When asked if Biden had, as an NBC report from earlier in the day said, told civil rights activist, Reverend Al Sharpton, that he would run again in 2024, Jean-Pierre first seemed to imply that Sharpton knew everything: “If Al Sharpton says it, it’s, you know—” before giving the party line.
She said, “The president has said himself that he plans to run in 2024.” She then tried to explain why she couldn’t give her own opinion on the matter by bringing up the Hatch Act, which says that federal employees can’t take part in political campaigns.

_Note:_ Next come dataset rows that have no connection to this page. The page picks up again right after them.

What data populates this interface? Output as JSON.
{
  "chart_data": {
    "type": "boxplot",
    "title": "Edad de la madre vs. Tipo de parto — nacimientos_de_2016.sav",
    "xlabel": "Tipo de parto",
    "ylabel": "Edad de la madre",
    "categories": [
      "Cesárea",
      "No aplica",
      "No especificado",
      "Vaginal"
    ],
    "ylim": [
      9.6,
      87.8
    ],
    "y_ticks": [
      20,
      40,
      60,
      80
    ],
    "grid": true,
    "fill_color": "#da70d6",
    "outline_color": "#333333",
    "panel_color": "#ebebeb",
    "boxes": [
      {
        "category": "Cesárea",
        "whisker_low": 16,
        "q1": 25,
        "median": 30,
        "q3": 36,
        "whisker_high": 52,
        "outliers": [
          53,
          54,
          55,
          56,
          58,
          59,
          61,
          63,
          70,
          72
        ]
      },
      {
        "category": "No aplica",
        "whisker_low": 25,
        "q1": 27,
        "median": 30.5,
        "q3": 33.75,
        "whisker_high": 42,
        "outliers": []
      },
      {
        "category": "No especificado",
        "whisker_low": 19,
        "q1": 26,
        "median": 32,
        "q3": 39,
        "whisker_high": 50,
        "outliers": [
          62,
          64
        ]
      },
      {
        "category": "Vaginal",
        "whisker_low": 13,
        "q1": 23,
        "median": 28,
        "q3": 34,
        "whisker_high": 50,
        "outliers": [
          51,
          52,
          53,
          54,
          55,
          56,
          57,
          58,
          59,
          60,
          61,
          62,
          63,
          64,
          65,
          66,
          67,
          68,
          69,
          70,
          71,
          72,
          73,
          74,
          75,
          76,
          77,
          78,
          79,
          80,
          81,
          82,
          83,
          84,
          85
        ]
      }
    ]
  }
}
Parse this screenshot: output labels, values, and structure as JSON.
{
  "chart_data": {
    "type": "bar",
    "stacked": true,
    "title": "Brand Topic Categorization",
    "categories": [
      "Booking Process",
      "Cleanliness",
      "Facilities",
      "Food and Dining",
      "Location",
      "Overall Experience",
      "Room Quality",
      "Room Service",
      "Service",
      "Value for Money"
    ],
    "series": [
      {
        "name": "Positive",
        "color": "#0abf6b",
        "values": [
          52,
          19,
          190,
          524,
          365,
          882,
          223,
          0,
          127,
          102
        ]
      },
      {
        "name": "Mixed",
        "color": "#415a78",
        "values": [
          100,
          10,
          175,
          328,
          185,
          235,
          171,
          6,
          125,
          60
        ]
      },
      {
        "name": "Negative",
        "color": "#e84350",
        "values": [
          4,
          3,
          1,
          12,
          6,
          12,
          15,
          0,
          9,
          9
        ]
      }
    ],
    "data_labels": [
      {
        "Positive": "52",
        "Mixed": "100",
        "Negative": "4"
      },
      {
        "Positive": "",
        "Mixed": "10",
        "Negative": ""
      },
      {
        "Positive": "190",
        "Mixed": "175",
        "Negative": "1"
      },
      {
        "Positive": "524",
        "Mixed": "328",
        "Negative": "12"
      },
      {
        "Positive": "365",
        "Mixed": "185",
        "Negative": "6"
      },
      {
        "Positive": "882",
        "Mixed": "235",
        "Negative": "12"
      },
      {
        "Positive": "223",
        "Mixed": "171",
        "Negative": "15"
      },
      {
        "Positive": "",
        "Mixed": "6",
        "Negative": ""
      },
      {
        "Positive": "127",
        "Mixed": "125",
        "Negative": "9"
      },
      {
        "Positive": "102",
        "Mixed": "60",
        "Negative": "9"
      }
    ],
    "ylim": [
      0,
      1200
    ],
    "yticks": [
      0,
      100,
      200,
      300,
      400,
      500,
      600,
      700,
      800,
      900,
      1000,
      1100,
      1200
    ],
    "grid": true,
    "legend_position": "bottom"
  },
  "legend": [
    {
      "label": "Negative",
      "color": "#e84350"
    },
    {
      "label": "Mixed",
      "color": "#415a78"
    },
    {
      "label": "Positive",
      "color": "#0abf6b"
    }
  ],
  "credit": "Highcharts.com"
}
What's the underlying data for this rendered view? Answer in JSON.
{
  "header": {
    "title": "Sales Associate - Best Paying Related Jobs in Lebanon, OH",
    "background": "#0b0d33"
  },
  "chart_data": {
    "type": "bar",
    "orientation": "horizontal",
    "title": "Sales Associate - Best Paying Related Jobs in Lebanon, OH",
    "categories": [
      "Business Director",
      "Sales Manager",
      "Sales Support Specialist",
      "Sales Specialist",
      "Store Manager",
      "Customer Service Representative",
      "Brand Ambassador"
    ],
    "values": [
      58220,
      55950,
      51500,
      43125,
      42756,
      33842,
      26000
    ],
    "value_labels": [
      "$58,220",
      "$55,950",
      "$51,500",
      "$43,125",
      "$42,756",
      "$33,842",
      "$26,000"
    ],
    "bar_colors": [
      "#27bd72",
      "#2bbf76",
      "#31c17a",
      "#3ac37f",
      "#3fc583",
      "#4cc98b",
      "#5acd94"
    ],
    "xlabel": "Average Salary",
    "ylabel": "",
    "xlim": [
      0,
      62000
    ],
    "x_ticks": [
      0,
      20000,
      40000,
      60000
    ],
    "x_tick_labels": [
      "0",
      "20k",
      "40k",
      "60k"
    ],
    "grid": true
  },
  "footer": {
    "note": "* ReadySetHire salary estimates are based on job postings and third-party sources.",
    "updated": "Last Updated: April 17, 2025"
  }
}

“I’ll just say again what the president has said many times and what I’ve said many times, which is that the president plans to run,” she said in closing, repeating what Biden had said in a 60 Minutes interview last month.
Biden is said to have told Reverend Al Sharpton about it during a meeting at the White House last month. He told Sharpton, “I’m going to do it again. NBC said on Tuesday that the two said, “I’m going,” as they posed for a picture. Before he ran for president in 2020, the former vice president asked Sharpton for advice as a sort of litmus test to see how he would do with black voters, who are a key group for Democrats.
Biden, who would be 86 years old at the end of a second term, has so far done everything he can to avoid running again. Last month, he did say to CBS that he “planned” to run for office again, but he stressed that it was not a “firm decision.”
But House Speaker and key party ally Nancy Pelosi has already started to distance herself from her fellow retired Democrat. When asked directly if she thought he should run, she refused to say. It is said that she is looking into becoming an ambassador in Italy in case her party loses the House in the midterm elections in November. Biden’s approval rating has been low for a long time, but it just went up to 42.1% from 36% in May, which was its all-time low. With the economy being the most important thing on voters’ minds, the president’s failure to get costs under control may have hurt his party in the midterm elections. Both the House and Senate are expected to go to the Republicans. At the same time, Democratic voter enthusiasm has dropped five points in just the last month, and a poll taken last month showed that more than half of party voters wanted Biden to step down at the end of his first term.